Было ли это заявление для меня программным? Скорее, оно было полемическим; в работе и облике Леонтьевой мне виделись элементы правильного поведения перед телевизионным объективом.

Поначалу у меня было написано не только о Леонтьевой, но и об Анне Шиловой и о Светлане Жильцовой. Однако именно это место статьи, место о дикторах, включая то, что написано о Леонтьевой, вызывало у меня самого сомнения. Опять дикторы» опять «Валечка и Анечка», думал я, все это как-то не очень серьезно, это не для статьи с теоретическим заданием, да и сам интерес к дикторам – какой-то полудомашний, полурекламный интерес... И когда в редакции, видимо из тех же соображений, посоветовали мне эти страницы «поджать», я даже обрадовался...

Вот, наконец, вышел номер журнала, и, должен сознаться, я был отчасти обескуражен тем, что главное место в общем впечатлении от двадцати семи журнальных страниц статьи заняла одна страничка о Леонтьевой. Даже самые «теоретически мыслящие» из моих коллег не оказались глухи к «проблеме диктора». А знакомые, встречаясь, говорили вместо приветствия: «А неплохо это вы написали в «Новом мире» про Валентину Леонтьеву» – и шли дальше, оставляя автора, который вроде бы и другие вопросы «затронул», в состоянии некоторой растерянности... Не согласились только телевизионные зрители других городов!

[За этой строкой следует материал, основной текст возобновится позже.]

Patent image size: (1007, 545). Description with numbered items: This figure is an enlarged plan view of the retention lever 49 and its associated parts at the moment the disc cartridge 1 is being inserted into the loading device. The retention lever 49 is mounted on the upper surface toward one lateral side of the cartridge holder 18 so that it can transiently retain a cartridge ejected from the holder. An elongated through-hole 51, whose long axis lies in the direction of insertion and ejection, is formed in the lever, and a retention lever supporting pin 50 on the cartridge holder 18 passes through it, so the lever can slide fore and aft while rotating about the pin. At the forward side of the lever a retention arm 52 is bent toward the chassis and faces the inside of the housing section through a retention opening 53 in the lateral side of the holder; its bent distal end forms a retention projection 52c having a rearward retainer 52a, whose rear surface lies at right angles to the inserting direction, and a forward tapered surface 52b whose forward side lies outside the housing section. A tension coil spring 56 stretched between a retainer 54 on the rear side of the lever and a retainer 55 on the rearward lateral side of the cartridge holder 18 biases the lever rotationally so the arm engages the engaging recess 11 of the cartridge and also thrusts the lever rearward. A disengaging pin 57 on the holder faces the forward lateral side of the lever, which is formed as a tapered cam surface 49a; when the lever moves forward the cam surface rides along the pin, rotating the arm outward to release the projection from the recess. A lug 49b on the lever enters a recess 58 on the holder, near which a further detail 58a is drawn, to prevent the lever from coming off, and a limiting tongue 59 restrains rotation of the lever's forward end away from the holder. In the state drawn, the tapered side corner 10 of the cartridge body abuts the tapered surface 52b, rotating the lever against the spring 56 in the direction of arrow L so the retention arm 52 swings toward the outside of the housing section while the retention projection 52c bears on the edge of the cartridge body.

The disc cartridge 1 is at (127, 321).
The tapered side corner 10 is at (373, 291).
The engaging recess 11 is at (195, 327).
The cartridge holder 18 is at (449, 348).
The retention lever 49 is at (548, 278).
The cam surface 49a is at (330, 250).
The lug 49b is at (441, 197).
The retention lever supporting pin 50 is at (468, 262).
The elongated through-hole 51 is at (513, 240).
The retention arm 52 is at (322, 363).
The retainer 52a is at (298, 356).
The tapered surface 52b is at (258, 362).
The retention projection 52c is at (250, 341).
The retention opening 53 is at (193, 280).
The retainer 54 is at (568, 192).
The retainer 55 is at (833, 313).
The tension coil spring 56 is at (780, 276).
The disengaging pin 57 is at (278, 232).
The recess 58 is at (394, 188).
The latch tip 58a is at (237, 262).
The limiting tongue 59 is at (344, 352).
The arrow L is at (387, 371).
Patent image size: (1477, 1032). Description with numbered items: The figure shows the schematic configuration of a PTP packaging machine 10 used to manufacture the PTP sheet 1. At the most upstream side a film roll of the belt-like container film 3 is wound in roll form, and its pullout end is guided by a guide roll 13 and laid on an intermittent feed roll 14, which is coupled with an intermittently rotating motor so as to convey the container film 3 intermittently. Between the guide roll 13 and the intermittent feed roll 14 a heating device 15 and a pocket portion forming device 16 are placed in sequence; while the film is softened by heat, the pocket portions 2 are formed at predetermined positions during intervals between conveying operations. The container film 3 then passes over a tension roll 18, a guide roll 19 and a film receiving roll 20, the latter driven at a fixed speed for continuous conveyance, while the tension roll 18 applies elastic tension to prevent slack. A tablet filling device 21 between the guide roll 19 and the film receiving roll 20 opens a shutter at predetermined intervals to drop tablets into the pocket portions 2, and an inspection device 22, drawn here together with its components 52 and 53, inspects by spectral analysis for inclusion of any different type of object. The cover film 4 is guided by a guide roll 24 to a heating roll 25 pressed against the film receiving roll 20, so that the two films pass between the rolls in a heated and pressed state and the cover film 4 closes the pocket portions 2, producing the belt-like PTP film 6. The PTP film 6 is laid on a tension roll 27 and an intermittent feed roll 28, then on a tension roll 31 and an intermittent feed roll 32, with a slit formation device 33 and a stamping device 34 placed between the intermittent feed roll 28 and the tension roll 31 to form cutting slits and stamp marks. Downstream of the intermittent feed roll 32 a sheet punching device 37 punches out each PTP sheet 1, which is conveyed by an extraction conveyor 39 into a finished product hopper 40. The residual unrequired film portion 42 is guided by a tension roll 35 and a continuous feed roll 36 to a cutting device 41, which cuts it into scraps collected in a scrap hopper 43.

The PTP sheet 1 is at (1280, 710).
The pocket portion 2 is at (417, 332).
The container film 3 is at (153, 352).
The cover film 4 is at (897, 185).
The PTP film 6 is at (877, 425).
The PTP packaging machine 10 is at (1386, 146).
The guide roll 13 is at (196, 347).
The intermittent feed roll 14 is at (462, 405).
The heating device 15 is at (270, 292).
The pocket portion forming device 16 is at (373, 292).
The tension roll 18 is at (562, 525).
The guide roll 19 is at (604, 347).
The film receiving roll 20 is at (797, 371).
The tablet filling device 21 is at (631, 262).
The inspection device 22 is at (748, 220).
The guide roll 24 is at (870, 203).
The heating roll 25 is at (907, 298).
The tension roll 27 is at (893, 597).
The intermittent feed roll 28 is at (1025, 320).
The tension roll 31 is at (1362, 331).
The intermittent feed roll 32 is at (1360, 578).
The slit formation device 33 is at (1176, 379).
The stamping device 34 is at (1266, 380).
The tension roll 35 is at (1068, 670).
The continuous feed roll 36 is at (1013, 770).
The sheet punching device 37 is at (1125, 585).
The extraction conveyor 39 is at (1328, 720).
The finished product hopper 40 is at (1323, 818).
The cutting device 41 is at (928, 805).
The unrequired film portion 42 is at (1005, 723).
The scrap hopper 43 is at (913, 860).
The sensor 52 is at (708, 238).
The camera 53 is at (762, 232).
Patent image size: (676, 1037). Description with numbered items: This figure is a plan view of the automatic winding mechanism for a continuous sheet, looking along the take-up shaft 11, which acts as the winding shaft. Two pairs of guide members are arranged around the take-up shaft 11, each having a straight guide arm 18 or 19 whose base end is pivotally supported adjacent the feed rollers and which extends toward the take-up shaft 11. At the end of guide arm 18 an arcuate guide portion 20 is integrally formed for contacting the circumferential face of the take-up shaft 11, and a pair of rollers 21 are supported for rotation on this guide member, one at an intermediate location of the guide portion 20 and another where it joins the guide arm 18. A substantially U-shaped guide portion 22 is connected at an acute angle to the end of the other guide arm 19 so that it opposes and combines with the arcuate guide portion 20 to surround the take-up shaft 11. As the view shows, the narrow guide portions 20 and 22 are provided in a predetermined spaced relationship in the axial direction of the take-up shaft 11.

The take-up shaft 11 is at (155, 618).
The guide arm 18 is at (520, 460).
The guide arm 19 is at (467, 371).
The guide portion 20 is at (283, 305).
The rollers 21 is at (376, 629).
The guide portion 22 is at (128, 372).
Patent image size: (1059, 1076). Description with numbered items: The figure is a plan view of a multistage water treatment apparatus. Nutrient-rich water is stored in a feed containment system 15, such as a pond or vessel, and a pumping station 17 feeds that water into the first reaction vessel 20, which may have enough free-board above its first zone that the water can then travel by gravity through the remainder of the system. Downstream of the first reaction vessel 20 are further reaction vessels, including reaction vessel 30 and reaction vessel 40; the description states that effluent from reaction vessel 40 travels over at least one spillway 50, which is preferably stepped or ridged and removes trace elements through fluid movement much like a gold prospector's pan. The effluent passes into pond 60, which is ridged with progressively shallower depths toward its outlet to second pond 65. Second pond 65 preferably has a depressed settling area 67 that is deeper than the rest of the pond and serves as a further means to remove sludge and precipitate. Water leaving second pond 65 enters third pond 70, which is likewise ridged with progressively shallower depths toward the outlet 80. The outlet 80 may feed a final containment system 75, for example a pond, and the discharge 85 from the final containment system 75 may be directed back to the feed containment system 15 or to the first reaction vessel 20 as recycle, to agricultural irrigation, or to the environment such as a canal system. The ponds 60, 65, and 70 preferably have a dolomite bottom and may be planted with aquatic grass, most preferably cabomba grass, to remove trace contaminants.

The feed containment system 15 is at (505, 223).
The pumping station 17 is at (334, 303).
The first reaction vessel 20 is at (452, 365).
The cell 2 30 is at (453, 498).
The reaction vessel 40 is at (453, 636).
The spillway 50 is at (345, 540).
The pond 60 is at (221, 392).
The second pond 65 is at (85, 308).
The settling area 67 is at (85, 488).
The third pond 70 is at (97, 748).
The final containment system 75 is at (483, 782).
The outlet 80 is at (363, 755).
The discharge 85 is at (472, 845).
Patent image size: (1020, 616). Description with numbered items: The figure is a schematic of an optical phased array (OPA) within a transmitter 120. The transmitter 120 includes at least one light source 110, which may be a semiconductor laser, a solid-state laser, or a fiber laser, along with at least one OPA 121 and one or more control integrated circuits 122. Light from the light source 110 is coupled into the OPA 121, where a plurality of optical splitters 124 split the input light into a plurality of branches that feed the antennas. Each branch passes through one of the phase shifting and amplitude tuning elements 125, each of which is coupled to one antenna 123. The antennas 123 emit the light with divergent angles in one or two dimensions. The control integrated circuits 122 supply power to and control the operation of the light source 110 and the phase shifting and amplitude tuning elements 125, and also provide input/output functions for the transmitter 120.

Врач-микробиолог А. Орлов в письме из Ленинграда ревниво вступался за славу и честь своих, ленинградских дикторов. А товарищ Г. Немков из города Львова даже обвинил меня в попытке утвердить на телевидении «монополию В. Леонтьевой».

Но в письмах, пришедших от зрителей-москвичей, после беглых согласий и несогласий с положениями статьи о Леонтьевой говорилось уже совсем в иной интонации. Так примерно, как у читателя Л. Теплякова: «Особую благодарность хочется выразить за творческую характеристику лучшего, всеми любимого диктора Валентины Леонтьевой и славного, талантливого Вана Клиберна».

Здесь очень любопытно соседство имен Леонтьевой и Вана Клиберна, соседство неожиданное и все-таки в чем-то не случайное, – мы к этому еще вернемся...

Но вдруг среди читательских откликов звучит по-человечески грустная нота:

«Ваша характеристика верна. Жаль только, что в последнее время Леонтьева стала «скупее». Что-то от нее уходит. Меньше стало этого – «чуть иронична». Меньше – очаровательной непосредственности. Я бы даже сказала – меньше присущей ей находчивости. Она стала удаляться от нас – зрителей...»

И дальше идет совет:

«...Хочется попросить Вас побеседовать с Леонтьевой и подбодрить ее».

Это – из письма москвички Полины Юрьевны Фурман.

То, что подметила товарищ Фурман, по-моему, верно. «Леонтьева стала удаляться от нас». Да, наш контакт с ней нарушен, висит на волоске.

Но совет ваш, уважаемая Полина Юрьевна, ваш добрый и трогательный совет («побеседовать, подбодрить»!) вряд ли возымел бы прямое действие. Я полагаю, что все это не так просто. Да и не знаком я с Валентиной Леонтьевой, вернее, она не знакома со мной, ибо мы, зрители, все ее знаем давно и достаточно по-домашнему, не правда ли?

Поэтому «проблему Валентины Леонтьевой» придется рассмотреть, увы, лишь в плане теоретическом...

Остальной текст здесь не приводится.